The United Arab Emirates are a tiny federation of city-states, yet Abu Dhabi alone accounts for 6 percent of the world’s proven oil reserves, making it a tempting target to a larger neighbor like Iran. In 1971, when the U.A.E. gained independence from Britain, the Shah of Iran seized three disputed Persian Gulf islands.
The Muslim Brotherhood, a 90-year-old Islamist movement founded in Egypt, has become mainstream in many Arab countries. On that subject, Prince Mohammed says his dread is more personal.
His father assigned a prominent Brotherhood member, Ezzedine Ibrahim, as Prince Mohammed’s tutor, and he attempted an indoctrination that backfired, the prince often says.
“I am an Arab, I am a Muslim and I pray. And in the 1970s and early 1980s I was one of them,” Prince Mohammed told visiting American diplomats in 2007, as they reported in a classified cable released by WikiLeaks. “I believe these guys have an agenda.”
He worries about the appeal of Islamist politics to his population. As many as 80 percent of the soldiers in his forces would answer the call of “some holy man in Mecca,” he once told American diplomats, according to a cable released by WikiLeaks.
For that reason, diplomats say, Prince Mohammed has long argued that the Arab world is not ready for democracy. Islamists would win any elections. “In any Muslim country, you will see the same result,” he said in a 2007 meeting with American officials. “The Middle East is not California.”
The United Arab Emirates began allowing American forces to operate from bases inside the country during the Persian Gulf war of 1991. Since then, the prince’s commandos and air forces have been deployed with the Americans in Kosovo, Somalia, Afghanistan and Libya, as well as against the Islamic State.
He has recruited American commanders to run his military and former spies to set up his intelligence services. He also acquired more weaponry in the four years before 2010 than the other five Gulf monarchies combined, including 80 F-16 fighters, 30 Apache combat helicopters, and 62 French Mirage jets.
With advice from former top military commanders including former Secretary of Defense James Mattis and General Allen, Prince Mohammed has even developed an Emirati defense industry, producing an amphibious armored vehicle known as The Beast and others that he is already supplying to clients in Libya and Egypt.
The United Arab Emirates are also preparing a low-altitude propeller-driven bomber for counterinsurgency combat — an idea Mr.

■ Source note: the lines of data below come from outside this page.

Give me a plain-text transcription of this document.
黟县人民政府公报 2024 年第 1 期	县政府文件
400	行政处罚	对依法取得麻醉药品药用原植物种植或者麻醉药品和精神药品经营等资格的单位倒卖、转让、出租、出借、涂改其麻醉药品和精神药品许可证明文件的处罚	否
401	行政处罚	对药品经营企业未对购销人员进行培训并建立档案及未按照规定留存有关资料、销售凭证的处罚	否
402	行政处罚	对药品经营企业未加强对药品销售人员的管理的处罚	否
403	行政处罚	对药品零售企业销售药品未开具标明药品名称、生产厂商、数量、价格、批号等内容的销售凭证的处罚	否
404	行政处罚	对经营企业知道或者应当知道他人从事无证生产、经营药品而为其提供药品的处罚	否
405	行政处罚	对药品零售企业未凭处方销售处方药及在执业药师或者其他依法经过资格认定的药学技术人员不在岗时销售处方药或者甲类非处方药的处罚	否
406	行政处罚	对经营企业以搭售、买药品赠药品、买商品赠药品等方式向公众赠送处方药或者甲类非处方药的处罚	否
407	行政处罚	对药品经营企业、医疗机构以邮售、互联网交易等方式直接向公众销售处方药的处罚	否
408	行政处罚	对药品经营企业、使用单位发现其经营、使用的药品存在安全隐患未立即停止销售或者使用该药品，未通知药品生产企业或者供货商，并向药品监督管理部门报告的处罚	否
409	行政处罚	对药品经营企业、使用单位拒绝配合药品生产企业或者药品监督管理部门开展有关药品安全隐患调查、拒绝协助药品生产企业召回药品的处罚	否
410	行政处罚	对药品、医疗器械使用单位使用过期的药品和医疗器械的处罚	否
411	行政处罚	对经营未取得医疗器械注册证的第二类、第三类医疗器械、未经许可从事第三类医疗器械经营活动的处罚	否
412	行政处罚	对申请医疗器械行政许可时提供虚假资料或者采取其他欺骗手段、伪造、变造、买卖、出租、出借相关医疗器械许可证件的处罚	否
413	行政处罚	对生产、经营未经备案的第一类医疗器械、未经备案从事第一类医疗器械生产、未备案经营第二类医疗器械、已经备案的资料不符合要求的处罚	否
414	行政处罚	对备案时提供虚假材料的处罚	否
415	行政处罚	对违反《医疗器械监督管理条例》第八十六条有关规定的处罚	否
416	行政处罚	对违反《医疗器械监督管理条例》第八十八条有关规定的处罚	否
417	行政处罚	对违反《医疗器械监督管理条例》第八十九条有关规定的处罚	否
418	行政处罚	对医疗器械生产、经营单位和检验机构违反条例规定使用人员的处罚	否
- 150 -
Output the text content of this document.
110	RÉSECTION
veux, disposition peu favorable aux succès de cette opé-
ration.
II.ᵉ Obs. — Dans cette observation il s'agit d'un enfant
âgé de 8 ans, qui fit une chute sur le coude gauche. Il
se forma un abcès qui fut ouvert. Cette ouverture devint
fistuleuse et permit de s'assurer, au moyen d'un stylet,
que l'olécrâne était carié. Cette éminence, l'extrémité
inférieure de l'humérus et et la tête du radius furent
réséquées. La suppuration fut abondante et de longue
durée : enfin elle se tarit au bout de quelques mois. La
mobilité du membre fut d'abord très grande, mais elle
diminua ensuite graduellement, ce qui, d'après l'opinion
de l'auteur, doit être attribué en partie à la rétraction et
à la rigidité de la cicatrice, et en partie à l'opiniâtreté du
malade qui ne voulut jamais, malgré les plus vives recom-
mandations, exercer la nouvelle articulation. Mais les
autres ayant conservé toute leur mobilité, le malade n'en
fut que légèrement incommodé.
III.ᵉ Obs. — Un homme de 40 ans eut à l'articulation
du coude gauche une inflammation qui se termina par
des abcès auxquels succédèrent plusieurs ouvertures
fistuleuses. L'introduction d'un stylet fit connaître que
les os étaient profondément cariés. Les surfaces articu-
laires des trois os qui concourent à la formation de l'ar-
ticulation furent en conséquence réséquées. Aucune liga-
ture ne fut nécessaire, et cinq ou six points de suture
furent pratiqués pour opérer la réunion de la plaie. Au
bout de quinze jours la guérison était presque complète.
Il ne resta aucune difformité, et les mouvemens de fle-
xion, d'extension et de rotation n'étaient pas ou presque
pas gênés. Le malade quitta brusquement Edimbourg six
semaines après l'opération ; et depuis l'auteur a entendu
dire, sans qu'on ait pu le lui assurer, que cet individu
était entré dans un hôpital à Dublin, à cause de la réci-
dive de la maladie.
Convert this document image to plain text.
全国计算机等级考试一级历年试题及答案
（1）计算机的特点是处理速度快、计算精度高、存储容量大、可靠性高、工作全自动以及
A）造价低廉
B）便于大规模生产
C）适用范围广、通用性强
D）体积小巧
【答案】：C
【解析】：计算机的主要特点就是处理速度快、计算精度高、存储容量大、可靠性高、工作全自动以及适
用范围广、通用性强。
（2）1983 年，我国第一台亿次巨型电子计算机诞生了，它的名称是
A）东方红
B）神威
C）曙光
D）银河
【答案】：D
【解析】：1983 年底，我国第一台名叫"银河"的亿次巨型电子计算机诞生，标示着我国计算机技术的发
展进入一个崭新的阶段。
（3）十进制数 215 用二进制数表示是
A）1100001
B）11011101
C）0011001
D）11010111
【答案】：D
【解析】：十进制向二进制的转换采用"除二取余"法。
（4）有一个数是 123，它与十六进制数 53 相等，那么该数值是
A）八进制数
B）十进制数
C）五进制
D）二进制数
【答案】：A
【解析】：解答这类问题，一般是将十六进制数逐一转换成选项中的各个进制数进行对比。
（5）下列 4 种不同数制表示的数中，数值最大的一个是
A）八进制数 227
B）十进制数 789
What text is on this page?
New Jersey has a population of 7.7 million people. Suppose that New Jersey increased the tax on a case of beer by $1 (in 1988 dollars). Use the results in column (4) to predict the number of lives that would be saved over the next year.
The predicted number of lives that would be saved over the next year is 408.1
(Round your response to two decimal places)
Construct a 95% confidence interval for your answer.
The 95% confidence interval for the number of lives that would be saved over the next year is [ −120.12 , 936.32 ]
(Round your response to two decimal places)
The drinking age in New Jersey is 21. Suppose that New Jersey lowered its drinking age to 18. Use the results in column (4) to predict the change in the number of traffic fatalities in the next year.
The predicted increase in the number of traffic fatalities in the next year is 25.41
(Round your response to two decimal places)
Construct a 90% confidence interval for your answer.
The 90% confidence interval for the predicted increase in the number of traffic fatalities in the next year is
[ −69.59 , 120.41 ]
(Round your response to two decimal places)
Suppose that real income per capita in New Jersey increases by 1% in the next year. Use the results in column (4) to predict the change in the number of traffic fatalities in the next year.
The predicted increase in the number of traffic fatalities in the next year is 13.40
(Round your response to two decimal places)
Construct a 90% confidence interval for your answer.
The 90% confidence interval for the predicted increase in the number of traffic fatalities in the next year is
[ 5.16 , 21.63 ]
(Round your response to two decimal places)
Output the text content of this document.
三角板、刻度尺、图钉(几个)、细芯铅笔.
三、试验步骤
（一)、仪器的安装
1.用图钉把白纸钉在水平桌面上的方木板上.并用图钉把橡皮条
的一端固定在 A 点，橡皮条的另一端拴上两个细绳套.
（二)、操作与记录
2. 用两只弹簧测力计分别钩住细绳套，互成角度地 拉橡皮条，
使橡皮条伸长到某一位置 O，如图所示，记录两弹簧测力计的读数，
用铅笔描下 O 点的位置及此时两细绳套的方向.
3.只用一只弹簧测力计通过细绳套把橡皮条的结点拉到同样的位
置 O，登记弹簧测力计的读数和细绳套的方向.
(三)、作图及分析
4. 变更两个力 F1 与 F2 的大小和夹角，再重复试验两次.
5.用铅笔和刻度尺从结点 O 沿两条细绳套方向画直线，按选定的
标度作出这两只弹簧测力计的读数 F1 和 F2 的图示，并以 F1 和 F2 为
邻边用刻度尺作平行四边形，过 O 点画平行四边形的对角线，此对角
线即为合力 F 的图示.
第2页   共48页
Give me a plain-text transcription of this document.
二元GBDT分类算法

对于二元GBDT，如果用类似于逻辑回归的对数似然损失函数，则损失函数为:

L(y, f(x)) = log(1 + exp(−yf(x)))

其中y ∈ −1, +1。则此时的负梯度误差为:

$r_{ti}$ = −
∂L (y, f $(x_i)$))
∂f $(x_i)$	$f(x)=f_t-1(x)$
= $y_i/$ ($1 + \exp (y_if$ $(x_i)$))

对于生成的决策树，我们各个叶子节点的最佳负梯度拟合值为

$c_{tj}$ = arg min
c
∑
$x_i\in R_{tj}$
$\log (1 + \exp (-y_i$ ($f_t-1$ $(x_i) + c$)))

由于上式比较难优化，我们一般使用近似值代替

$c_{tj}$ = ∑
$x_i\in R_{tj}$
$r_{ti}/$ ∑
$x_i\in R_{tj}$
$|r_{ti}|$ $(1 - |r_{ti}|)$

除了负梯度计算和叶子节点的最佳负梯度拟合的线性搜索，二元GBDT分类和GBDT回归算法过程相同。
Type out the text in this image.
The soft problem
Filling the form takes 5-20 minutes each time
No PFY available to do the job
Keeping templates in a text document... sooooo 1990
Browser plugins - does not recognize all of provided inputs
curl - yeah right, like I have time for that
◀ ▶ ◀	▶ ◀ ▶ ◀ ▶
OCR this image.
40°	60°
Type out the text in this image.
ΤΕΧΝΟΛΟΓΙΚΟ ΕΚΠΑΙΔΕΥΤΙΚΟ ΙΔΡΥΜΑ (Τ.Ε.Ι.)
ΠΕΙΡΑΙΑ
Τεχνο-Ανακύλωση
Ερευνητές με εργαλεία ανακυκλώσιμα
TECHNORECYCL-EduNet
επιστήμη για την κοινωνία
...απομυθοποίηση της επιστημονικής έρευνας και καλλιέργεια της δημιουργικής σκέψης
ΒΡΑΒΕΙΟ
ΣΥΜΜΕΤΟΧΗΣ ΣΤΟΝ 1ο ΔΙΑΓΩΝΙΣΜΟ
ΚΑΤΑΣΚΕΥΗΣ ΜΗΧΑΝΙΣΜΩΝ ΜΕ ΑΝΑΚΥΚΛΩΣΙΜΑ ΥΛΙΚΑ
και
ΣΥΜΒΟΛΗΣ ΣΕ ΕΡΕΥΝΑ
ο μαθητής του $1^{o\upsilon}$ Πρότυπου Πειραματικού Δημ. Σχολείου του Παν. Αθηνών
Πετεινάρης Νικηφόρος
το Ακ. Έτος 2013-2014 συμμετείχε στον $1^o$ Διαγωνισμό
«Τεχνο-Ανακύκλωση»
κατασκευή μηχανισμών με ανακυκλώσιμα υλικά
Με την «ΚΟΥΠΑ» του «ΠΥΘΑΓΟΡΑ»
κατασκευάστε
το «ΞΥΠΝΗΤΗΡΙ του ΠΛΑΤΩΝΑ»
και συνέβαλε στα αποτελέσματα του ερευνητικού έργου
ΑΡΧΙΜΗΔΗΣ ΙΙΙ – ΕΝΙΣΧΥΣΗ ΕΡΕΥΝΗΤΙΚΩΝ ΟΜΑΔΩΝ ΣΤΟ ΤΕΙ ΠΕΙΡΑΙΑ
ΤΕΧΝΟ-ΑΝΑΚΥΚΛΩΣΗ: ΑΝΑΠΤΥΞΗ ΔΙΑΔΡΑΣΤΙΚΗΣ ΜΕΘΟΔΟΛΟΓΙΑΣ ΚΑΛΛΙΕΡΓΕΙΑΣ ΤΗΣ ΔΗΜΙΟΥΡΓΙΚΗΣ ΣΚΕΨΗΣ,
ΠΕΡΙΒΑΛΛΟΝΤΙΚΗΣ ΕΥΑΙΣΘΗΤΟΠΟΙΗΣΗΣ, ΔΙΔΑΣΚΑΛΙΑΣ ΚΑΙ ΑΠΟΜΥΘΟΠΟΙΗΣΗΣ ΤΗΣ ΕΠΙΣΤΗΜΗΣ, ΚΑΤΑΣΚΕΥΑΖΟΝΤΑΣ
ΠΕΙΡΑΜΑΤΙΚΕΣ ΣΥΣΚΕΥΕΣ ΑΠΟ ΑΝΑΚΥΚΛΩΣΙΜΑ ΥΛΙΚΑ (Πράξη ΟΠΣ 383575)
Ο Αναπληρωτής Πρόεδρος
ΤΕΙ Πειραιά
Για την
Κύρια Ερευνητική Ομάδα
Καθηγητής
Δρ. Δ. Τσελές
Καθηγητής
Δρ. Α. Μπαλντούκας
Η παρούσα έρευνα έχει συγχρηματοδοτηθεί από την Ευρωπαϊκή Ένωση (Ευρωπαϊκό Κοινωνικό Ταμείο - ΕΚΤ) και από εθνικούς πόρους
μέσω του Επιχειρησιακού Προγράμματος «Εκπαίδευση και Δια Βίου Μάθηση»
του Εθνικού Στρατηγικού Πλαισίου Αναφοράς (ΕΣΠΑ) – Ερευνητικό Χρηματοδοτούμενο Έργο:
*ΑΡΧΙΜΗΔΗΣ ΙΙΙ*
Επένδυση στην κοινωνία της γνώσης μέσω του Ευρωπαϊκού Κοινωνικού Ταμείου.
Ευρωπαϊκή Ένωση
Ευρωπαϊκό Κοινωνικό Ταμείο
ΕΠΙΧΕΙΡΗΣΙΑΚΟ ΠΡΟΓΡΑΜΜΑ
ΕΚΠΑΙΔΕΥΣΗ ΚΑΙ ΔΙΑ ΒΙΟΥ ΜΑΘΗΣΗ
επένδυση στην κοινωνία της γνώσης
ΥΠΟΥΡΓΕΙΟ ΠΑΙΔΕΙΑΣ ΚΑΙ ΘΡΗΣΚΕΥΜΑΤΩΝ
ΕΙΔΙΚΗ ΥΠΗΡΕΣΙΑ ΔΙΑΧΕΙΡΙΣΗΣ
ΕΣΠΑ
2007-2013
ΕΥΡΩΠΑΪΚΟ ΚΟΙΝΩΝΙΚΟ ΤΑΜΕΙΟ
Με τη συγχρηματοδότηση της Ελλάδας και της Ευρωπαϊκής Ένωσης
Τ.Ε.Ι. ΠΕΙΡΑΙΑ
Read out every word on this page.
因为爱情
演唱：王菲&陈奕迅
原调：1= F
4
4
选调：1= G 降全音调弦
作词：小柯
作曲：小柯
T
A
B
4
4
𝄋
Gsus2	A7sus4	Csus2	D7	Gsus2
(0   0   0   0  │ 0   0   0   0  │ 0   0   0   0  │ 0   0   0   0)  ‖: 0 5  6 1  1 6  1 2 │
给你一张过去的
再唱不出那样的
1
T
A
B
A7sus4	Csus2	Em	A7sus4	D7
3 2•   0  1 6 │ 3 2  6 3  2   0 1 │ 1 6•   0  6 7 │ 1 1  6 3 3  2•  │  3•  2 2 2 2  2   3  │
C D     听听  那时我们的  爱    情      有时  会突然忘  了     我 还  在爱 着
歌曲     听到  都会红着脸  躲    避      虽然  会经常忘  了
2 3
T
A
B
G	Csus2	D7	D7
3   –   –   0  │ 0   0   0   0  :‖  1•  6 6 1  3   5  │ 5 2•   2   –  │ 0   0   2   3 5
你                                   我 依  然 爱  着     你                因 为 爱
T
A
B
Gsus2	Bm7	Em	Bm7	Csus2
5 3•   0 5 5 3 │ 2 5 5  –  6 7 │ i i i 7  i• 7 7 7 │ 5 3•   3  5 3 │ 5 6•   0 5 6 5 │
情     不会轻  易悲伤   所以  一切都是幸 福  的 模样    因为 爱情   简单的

Mattis had long recommended for the United States, a former officer close to him said.
Prince Mohammed has often told American officials that he saw Israel as an ally against Iran and the Muslim Brotherhood. Israel trusted him enough to sell him upgrades for his F-16s, as well as advanced mobile phone spyware.
To many in Washington, Prince Mohammed had become America’s best friend in the region, a dutiful partner who could be counted on for tasks from countering Iranian influence in Lebanon to funding construction in Iraq. “It was well known that if you needed something done in the Middle East,” recalled Richard G. Olson, a former United States ambassador to Abu Dhabi, “the Emiratis would do it.”